Frustrations come with being a part of a startup team, it’s just one more piece of the game. May it be because you are working remotely and can’t seem to get together for a meeting, you’re left out of a project you feel should be involved in, or whatever else; from time to time, something is going to happen that is going to make your blood boil.

But here’s the thing. You can’t let it. If you let yourself get angry, if you lash out as either team leader or member of the group, it can do nothing but harm. You’ll alienate the others on your team, and you may even box yourself out of whatever you were trying to achieve in the first place. That meeting? Not happening. That project? You’re off it.

People may forgive your outburst, but why bother even taking that risk? Take control of those unproductive emotions, head them off before they become too much, and deal with yourself before others have to deal with you.

This is harder than it sounds. Emotions happen. Everyone deals with them and it’s not a bad thing in and of itself. What’s usually bad is the way people choose to deal with them, which is to say ‘unproductively’. Startups and the business around them are cutthroat. Unproductive emotions are a waste of valuable time and energy.


So what can you do about it? HBR shared their own take on this issue recently, and their first piece of advice was when you get angry, don’t engage. If you’re shutout of a meeting and it frustrates the hell out of you, don’t send an aggressive message, a passive aggressive message, or any message at all. Don’t communicate with anyone when you’re angry.  It almost never ends well.

Instead, take all that frustration and channel it into your work. If you think people aren’t seeing your work for what it’s worth, show them just how wrong they are. Do the best work you can. There’s nothing wrong with competitive energy as long as it’s being channeled into good work.

If there’s too much anger to even get that work done, take a break. Step outside, get some air, and reevaluate. Any move is better than engaging and trying to force an issue while emotions are getting in the way. There’s nothing quite so hard as effective communication, don’t try to muddy those waters further when you’re not in the best state of mind that you can be.

Sometimes it isn’t just anger that kills your productivity. There are a whole host of other emotions that can cause as much or more trouble for you. Anxiety is a big one and we’re not going to be able to tackle every piece of it here, but if you’re feeling worried about how your latest task is going to turn out, there are a few solid rules of thumb.

The first step is always to identify exactly what it is you’re so worried about. An exercise as simple as evaluating the problem and giving it some full thought might be enough to convince yourself that it’s not as big and scary as you initially thought. Humans are really good at blowing things out of proportion. Don’t buy into it. No one decision will be the end of the world for you. If you keep chugging, there will always be another opportunity around the corner.

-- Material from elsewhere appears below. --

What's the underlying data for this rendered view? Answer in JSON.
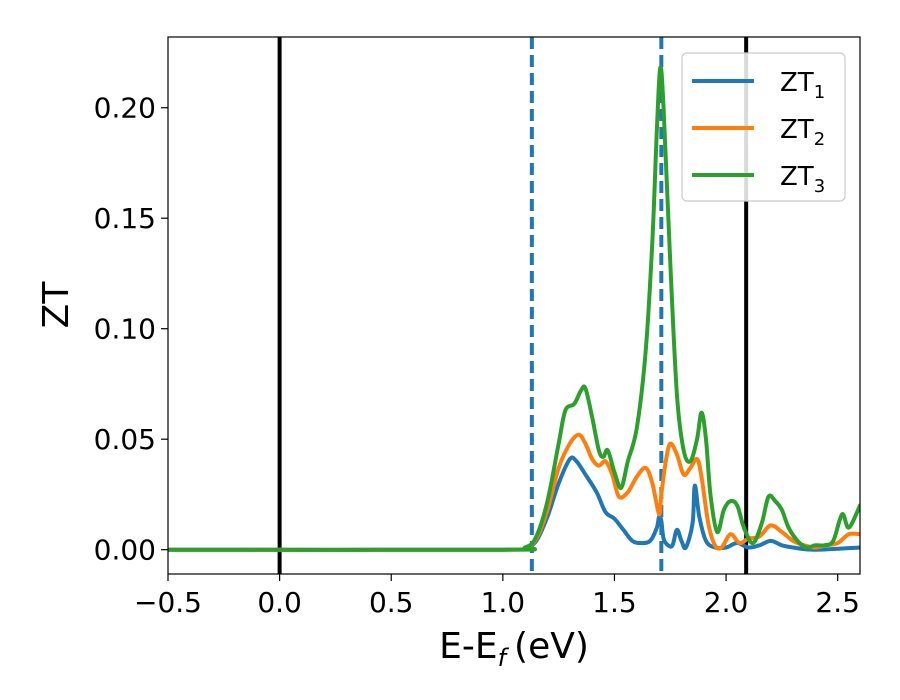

While it’s true that if you’re feeling really stressed or anxious, you should take some time to yourself, a common mistake people make is getting too stuck in their own heads.

Often, dwelling on the source of your anxiety and isolating yourself just leads to a never-ending spiral of negative emotions. Look outside to deal with yourself. It can be just as simple as talking to your teammates. A good conversation can be all the medicine you need. Engage with your workplace, externalize all that pent up energy, and once you’re feeling better, get the work done.

Don’t let negative emotions rule you. If you can frame everything positively and find an outlet to channel all that energy, you’ll be more productive than ever.